As 2009 comes to an end and the technology industry looks ahead to 2010, it's Chrome OS that could arguably steal the show in the new year. It will be the first desktop operating system Google has ever released. It will also be released with one goal in mind: to beat Windows 7 wherever and whenever it can.
That's a tall order, for sure. Microsoft reigns supreme in the operating system space. Windows 7, unlike its predecessor Windows Vista, has an opportunity to solidify Microsoft's position with an experience that bests other operating systems on the market. So as Google prepares its Chrome OS for release, it can't make any mistakes. The more mistakes the company makes, the more difficult it will be for Google to compete. Simply put, Microsoft has applied pressure that will dictate Google's moves going forward.
However, Google has already made mistakes. The search giant is focused on the wrong things. And that could come back to haunt it. Let's take a look at some of the areas where Google has gone wrong.
1. A Chrome OS netbook
Reports are swirling that Google is planning to release a Chrome OS-based netbook of its own. Those rumors are becoming increasingly more detailed, leading many to believe that the search giant is, in fact, releasing a PC of its own. It better not. If Google releases a Chrome OS netbook, it could spell serious trouble for its platform. Third-party vendors would shy away from offering Chrome OS computers, since the software owner is doing the same. Even if Google isn't, all these rumors can't help its cause with vendors. Stay away from netbooks, Google. And make sure everyone knows about your plans to stick with software.
2. The focus on netbooks
An online operating system can't necessarily be expected to face off with Windows out of the box, but why Google has limited the OS to netbooks is a mystery at this point. Google didn't need to rush to offer Chrome OS. Microsoft and Apple are content with the desktop. The company could have improved the offering so it would work well with netbooks and desktops. It might take longer, but it would also be of far more value to the consumer. By offering Chrome OS on netbooks alone, Google runs the risk of being the company that offers an operating system for underpowered devices. Does it really want that?

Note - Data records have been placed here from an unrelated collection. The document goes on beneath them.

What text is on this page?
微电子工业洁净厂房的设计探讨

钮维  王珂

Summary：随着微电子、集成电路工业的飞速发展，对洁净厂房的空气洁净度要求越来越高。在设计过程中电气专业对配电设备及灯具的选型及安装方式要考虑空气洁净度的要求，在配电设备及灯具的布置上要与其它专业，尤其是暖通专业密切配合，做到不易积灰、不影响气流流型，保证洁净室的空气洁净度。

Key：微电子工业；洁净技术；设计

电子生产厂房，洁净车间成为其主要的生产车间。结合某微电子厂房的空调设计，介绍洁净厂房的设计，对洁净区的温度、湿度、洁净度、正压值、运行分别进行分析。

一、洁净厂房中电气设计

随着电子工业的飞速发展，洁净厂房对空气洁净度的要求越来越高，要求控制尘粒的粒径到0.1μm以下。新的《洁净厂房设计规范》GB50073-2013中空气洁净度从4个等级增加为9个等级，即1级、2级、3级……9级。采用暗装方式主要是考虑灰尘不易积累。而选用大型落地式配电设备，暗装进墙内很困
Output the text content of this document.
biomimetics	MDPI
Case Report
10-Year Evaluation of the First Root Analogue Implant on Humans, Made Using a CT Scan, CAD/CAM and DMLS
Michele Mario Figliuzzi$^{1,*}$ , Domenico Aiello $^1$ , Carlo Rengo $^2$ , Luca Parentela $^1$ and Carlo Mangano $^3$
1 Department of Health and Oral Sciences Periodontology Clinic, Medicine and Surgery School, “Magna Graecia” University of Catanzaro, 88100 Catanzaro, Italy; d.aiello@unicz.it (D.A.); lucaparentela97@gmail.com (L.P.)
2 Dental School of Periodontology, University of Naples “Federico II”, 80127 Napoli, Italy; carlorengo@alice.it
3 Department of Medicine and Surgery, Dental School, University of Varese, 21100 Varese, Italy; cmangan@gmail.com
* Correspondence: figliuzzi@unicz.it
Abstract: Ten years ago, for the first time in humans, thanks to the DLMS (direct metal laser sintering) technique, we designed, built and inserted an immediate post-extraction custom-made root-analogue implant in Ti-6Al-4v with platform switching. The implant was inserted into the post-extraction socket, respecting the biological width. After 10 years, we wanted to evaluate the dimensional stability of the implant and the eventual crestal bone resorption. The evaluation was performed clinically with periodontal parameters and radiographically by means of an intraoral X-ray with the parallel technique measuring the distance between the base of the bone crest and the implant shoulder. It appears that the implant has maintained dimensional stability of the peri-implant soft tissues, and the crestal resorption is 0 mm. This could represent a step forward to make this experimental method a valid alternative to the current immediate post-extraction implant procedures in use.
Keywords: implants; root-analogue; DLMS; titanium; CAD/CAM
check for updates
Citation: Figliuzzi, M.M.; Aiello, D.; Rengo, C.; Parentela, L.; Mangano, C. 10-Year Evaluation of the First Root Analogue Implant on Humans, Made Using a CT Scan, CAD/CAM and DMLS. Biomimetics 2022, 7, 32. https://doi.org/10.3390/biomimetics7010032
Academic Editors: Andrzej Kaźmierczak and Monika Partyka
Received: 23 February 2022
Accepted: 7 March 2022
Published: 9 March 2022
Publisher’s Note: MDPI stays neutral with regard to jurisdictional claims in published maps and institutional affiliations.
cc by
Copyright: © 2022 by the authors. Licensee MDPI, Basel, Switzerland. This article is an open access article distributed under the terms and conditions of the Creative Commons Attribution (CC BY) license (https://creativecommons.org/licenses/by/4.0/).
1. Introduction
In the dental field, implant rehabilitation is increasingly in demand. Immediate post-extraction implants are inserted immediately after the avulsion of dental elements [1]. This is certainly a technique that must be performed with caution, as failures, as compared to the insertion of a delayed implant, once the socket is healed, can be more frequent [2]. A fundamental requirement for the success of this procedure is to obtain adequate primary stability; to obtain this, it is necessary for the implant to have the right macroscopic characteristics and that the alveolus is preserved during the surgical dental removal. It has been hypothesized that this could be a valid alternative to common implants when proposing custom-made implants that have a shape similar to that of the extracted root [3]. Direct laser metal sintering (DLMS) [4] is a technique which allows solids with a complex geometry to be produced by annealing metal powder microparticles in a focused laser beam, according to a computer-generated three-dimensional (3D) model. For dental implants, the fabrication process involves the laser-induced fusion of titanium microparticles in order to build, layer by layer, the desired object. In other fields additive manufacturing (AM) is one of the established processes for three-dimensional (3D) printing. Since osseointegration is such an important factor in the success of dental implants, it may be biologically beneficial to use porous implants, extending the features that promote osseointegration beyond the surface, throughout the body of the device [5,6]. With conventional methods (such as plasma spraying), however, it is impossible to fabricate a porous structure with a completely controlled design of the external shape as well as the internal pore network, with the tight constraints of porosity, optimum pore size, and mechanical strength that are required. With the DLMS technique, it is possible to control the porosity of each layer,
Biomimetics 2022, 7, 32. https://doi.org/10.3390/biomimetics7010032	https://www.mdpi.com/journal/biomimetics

3. How do third parties factor in?
Third-party software is why Microsoft is so successful today. The company has welcomed third-party software for decades. That policy has solidified its position in the enterprise. It also added significant value to its operating system on the consumer side. For now, how Google plans to bring third-party software to its platform is largely a mystery. Since the operating system is Web-based, we might presume that applications that work within the OS will need to be available as online services. That's not necessarily a bad thing, but what about all those useful applications already available on the desktop? By cutting out such a huge portion of the software market, Google might find itself in worse trouble than it expects.
4. Locking users into Chrome
Chrome OS will only work with Google's Chrome browser. At first glance, that might make some sense. Why would Google want to bring its own software to any other browser? But when one considers that Chrome is being used by only a small portion of the browser market, it becomes blatantly clear that Google is, once again, cutting out a huge portion of its market. Users don't like being locked down to certain software packages-just ask Microsoft.